U.S. equity markets plunged to end the week as fears over rate tightening in China sent shares tumbling across the board; the Dow finished the day lower by 0.8% while the broad S&P 500 fell by 1.2%. However, this paled in comparison to the steep losses in the Nasdaq which sank by 1.5% to close out the week on the back of a 2.3% loss in Google and a 2.7% drop in shares of Apple. While these losses were severe, they were nothing compared to the rough day in the commodity markets; gold tumbled by 2.6% while oil fell by 3.6% in Friday trading. Meanwhile, soft commodities once again sank as sugar tumbled another 11.6% today while cotton fell by 3.6% as slowdown fears in China shredded the recent surge in commodity markets.
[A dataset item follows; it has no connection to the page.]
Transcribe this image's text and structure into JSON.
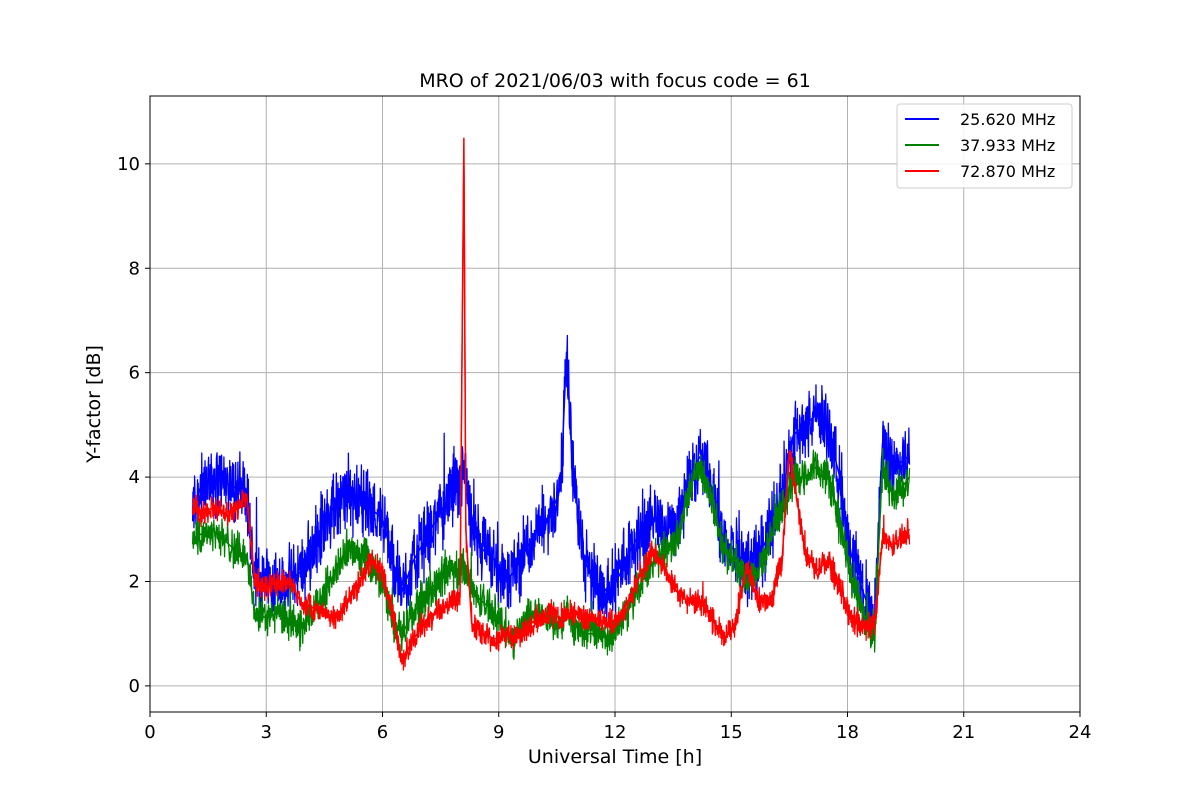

The broad sell-off came as the Chinese government reported that the pace of inflation hit a two-year high, worrying investors who are growing increasingly concerned that the country’s central bank may be forced to raise rates in order to combat inflation and keep prices stable. “The thought of China continuing to tighten spooks commodity markets,” said Matthew Zeman, a metal trader at LaSalle Futures Group in Chicago. “Gold is being dragged down with all commodities.” A Bloomberg survey of analysts predicts that the one-year rate may increase to 5.81% up from 5.56% while the deposit rate is expected to climb 25 basis points up to 2.75%. “China sent shivers through the market,” said Michael Gross, an analyst at OptionsSellers.com in Tampa, Florida. “Prices will continue to fall next week.”
One of the biggest losers on the day was the PowerShares DB Agriculture Fund (DBA) which plunged by 4.2%. This sharp drop came after heavy losses in the soft commodity market which make up a large percentage of DBA’s holdings. Soybeans, sugar, corn, coffee, and cocoa all make up at least 11% of the total assets in the fund and all of these products were down by at least 2.9% and were led on the downside by sugar (-11.6%) and corn (-5.2%). “The commodity market overall has turned bearish, and a lot of traders have become risk averse,” said Ricardo Scaff, a trader at Rabobank International in New York. “‘The European Union news is negative, and it has become expensive for some funds to hold positions with the jump in the margin requirements.” [see more on DBA's holding page]
One of the only winners in the ETFdb 60 was the iPath S&P 500 VIX Short-Term Futures ETN (VXX) which surged by 4.8%. The popular fund posted incredible volume of close to 18.6 million shares; roughly 9 times its daily average as investors snatched up this ETN as a way to play the ‘fear index’. “Whenever you see volatility indexes rising like this, that indicates that people are searching for protection in the options market either in the indexes, exchange-traded funds or individual equities.” said TD Ameritrade chief derivatives strategist Joe Kinahan. Although this gain helped to push VXX up 5.7% on the week, it has barely helped to make a dent in the fund’s sluggish medium-term performance levels. The ETN is now down 51.9% over the past half year period and has slid by 65.1% year-to-date [see more on VXX's fact sheet].
Disclosure: No positions at time of writing.